Fatigue. Uncertainty. Frustration. Restlessness. Are any of these words too familiar to you? Such words can be the catalyst to complacency. I’ve counseled with many who reach a point in their lives where they aren’t happy with how things are going and they often come to a place of giving up, letting go, and buying into the lie that things will never change.
One teen recently wrote me to say, “My life is a mess. Nothing is going right….and God seems so far away. I’m beginning to question if it really matters if I give God time in my life.” What he was really saying was, “Things aren’t going the way I want. God isn’t acting the way I want Him to. So why try anymore?”
Disappointment and uncertainty are two close companions that love to show up unexpected, crash a party, and leave behind a mess of mixed emotions, doubt, and fear. I know these two companions all too well. I can admit that I too have often allowed the circumstances of my life to shape my emotions in any given moment. (Just ask those closest to me – they will quickly confirm this.)
I’ve learned (and am still learning) that when these feelings begin to sneak up on me, I have to motivate myself to action! God is working on my heart to remind me that, as the Word says, His ways are not my ways (Isaiah 55:8). Simply put, He doesn’t always move, think, and act as I desire. He is God. He has the right to do as He pleases, no matter what I desire. This means that there will be times when I can’t make sense of, or even fully agree with all He does – or chooses not to do – in and with my life.
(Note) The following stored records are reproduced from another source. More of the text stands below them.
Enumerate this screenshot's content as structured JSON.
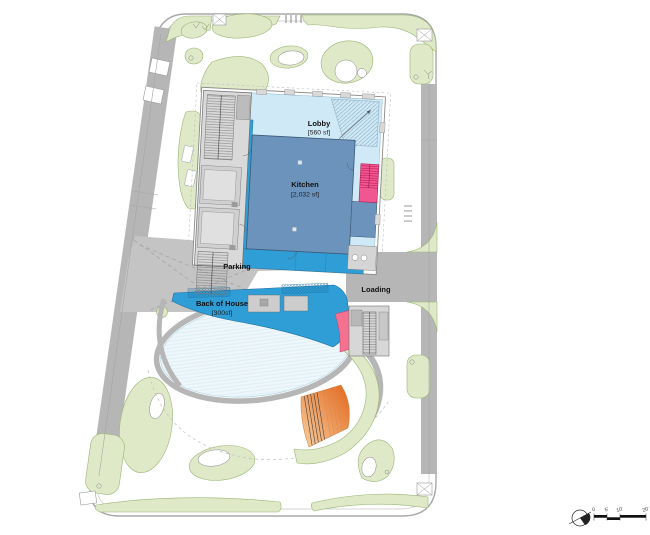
{
  "rooms": {
    "lobby": {
      "name": "Lobby",
      "area": "[560 sf]"
    },
    "kitchen": {
      "name": "Kitchen",
      "area": "[2,032 sf]"
    },
    "parking": {
      "name": "Parking"
    },
    "loading": {
      "name": "Loading"
    },
    "back_of_house": {
      "name": "Back of House",
      "area": "[300sf]"
    }
  },
  "scale_bar": {
    "labels": [
      "0",
      "5'",
      "10'",
      "20'"
    ]
  },
  "colors": {
    "lobby_fill": "#cfe9f6",
    "kitchen_fill": "#6b93bb",
    "circulation_blue": "#2f9ed6",
    "stair_pink": "#f0568f",
    "wedge_pink": "#f4718f",
    "landscape_green": "#dfe9c8",
    "landscape_edge": "#9ab575",
    "road_gray": "#b6b6b6",
    "core_gray": "#d9d9d9",
    "pool_fill": "#eef7fb",
    "ramp_orange": "#e2671c"
  }
}
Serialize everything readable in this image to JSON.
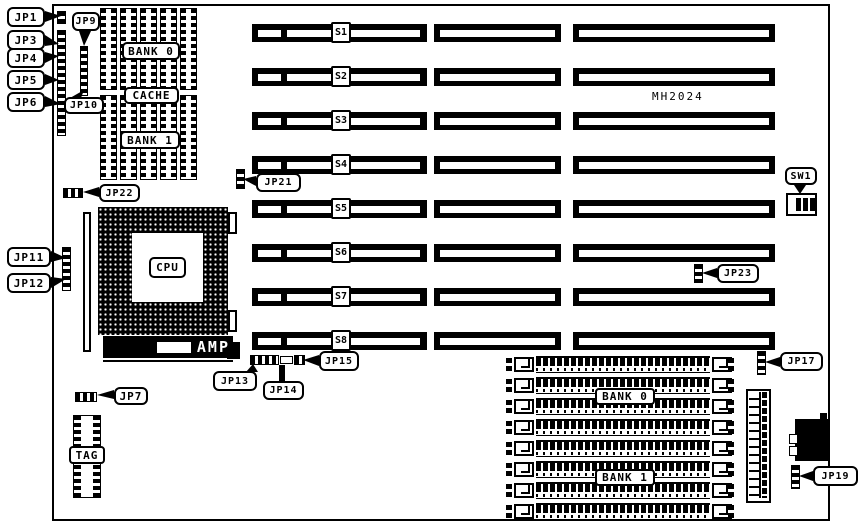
{
  "board": {
    "model": "MH2024"
  },
  "slots": [
    "S1",
    "S2",
    "S3",
    "S4",
    "S5",
    "S6",
    "S7",
    "S8"
  ],
  "cache": {
    "bank0": "BANK 0",
    "cache": "CACHE",
    "bank1": "BANK 1",
    "tag": "TAG"
  },
  "cpu": {
    "label": "CPU",
    "socket_brand": "AMP"
  },
  "memory": {
    "bank0": "BANK 0",
    "bank1": "BANK 1"
  },
  "callouts": {
    "jp1": "JP1",
    "jp3": "JP3",
    "jp4": "JP4",
    "jp5": "JP5",
    "jp6": "JP6",
    "jp7": "JP7",
    "jp9": "JP9",
    "jp10": "JP10",
    "jp11": "JP11",
    "jp12": "JP12",
    "jp13": "JP13",
    "jp14": "JP14",
    "jp15": "JP15",
    "jp17": "JP17",
    "jp19": "JP19",
    "jp21": "JP21",
    "jp22": "JP22",
    "jp23": "JP23",
    "sw1": "SW1"
  },
  "colors": {
    "ink": "#000000",
    "paper": "#ffffff"
  }
}
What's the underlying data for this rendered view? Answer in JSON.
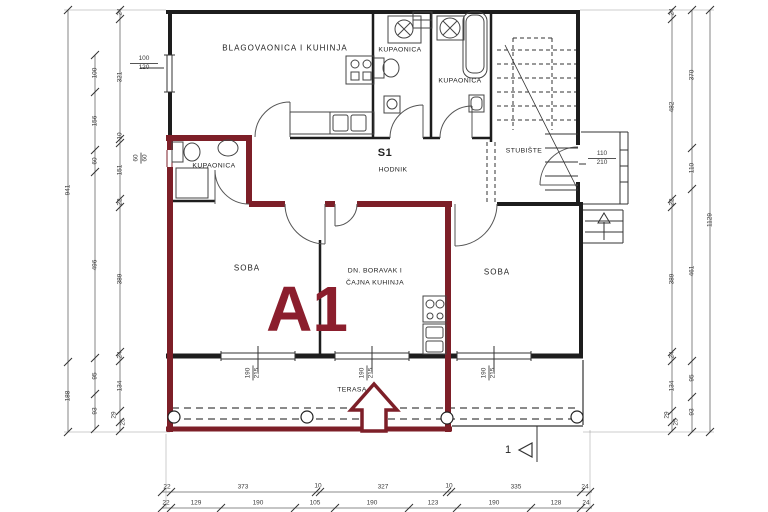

The key here is trust. I often ask myself, “Do I genuinely trust God?” My answer is, “Yes. I do trust Him.” I then remind myself that trust doesn’t always mean “to understand.” Proverbs 3:5 reminds me to “Trust in the Lord with all your heart and lean not on your own understanding…” Lately I am reminded of the truth in this verse and that trusting God is exactly about this one word: trust. It doesn’t always make sense. It won’t necessarily always add up. It will not guarantee worldly success. And, it often requires a willingness to be led into places that are difficult and dangerous. (Think about the story of Jonah. He was asked by God to go and share the gospel message with people who hated Christians and enjoyed killing them, peeling the skin of their faces, and hanging their skulls around town on poles.)
Life with God isn’t about complacency. It is about the greatest of adventures. He understands there will be times when we question Him. He welcomes the questions. He also desires we move past the questions to a place of trust, even when we don’t receive the answers we want.